The atrocities have steadily been mounting. In September 2015, Mohammad Akhlaq was hanged over rumors that he killed a cow and refrigerated its meat. A month later, 16-year-old Zahid Rasool Bhaat was slain by vigilante groups. In March of this year, suspected cattle traders Muhammed Majloom and Azad Khan were lynched. In April, 55-year old dairy farmer Pehlu Khan was accused of smuggling cows and was brutally beaten to death. In May, traders were assaulted for alleged beef storage, and Abu Hanifa and Riazuddin Ali were killed for purportedly stealing cattle. In June, Ainul Ansari was attacked on suspicion of transporting beef, while 15-year-old Junaid Khan was stabbed to death by a mob after being branded a beef eater. -New Republic
India's right wing government led by Prime Minister Narendra Modi has been accused of ignoring the growing phenomenon of vigilante attacks on minority Muslims in the name of protecting cows, which are considered sacred throughout much of the country.
In response, India's Supreme Court denounced the "sweeping" incidents of lynching as "an affront to the rule of law," reports the Indian Express, while calling for a law to deal with such "horrendous acts of mobocracy."
the government Monday informed Lok Sabha that it had created a Group of Ministers (GoM) under Union Home Minister Rajnath Singh and a high-level committee under Union Home Secretary Rajiv Gauba to “deliberate” and “make recommendations” for a separate penal provision on incidents of mob violence.
The committee led by Gauba will submit its recommendations to the GoM in four weeks. The GoM, which includes External Affairs Minister Sushma Swaraj, Road Transport Minister Nitin Gadkari, Law Minister Ravi Shankar Prasad and Social Justice and Empowerment Minister Thaawar Chand Gehlot, will examine these recommendations and submit its report to Prime Minister Narendra Modi. -Indian Express
Addressing the police who allegedly "took a tea break," Indian officials have asked all states to appoint a superintendent in each district, as well as establish special task forces to gather intelligence and monitor social media content for pending attacks on suspected cattle-smugglers and child abductors.
The Union home ministry announced that wherever it finds a police officer who has failed to comply with orders to prevent, investigate and facilitate the expeditious trial of any such crime of mob violence and lynching, it will be considered an act of deliberate negligence and misconduct - and strong action must be taken against the official involved.

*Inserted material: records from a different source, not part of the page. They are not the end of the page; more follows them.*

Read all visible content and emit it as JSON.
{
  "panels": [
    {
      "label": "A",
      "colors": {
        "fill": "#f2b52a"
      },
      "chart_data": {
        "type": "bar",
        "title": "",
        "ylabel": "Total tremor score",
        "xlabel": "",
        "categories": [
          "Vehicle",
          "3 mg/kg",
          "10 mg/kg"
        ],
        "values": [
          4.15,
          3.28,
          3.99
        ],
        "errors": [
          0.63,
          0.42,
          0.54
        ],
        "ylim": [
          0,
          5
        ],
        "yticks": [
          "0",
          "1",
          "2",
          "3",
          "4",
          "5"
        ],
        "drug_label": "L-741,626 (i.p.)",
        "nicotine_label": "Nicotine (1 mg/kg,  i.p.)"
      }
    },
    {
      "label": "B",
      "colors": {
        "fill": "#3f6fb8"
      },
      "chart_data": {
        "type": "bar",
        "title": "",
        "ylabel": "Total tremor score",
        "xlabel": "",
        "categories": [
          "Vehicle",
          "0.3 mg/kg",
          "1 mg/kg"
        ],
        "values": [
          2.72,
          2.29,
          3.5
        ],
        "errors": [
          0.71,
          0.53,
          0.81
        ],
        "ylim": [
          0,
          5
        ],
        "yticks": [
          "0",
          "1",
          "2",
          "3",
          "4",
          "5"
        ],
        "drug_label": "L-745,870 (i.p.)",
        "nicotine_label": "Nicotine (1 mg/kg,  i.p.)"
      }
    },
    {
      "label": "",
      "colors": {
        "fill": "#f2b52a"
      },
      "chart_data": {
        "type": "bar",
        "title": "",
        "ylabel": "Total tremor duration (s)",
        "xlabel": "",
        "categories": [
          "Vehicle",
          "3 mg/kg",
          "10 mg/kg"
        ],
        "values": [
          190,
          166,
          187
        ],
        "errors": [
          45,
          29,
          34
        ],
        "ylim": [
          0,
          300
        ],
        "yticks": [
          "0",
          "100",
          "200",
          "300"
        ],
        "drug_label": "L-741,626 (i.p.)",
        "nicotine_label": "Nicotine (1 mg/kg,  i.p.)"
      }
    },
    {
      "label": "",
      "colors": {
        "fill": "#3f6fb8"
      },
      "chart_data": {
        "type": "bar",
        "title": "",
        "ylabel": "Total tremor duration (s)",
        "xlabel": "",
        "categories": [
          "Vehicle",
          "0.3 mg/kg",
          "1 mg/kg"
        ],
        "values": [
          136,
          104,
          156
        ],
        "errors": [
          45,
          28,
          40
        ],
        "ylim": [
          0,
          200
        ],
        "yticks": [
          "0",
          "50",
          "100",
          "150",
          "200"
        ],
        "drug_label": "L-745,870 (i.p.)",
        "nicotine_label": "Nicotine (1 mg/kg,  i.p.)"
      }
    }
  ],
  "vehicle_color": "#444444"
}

"Incidents of violence and lynching by mobs in some parts of the country fuelled by various kinds of rumours and unverified news such as child lifting, theft, cattle smuggling etc, are a matter of serious concern. Such instances of people taking the law in their own hands run against the basic tenets of the rule of law," reads the Supreme Court's advisory.
"All state governments, UT administrations and their law enforcement agencies are requested to implement the directions of the Supreme Court in letter and spirit. A detailed report on the action taken in the matter may please be sent to the ministry at the earliest," reads the advisory sent to chief secretaries and DGP's of the states and UTs, according to the Times of India.
Slaughtering cows is illegal in several Indian states, while farmers in others require a license for transporting the livestock across state borders. In two prominent cases last year, a Muslim teenager accused of carrying beef was stabbed to death on a crowded train, and a dairy farmer was killed on a roadside for transporting cattle.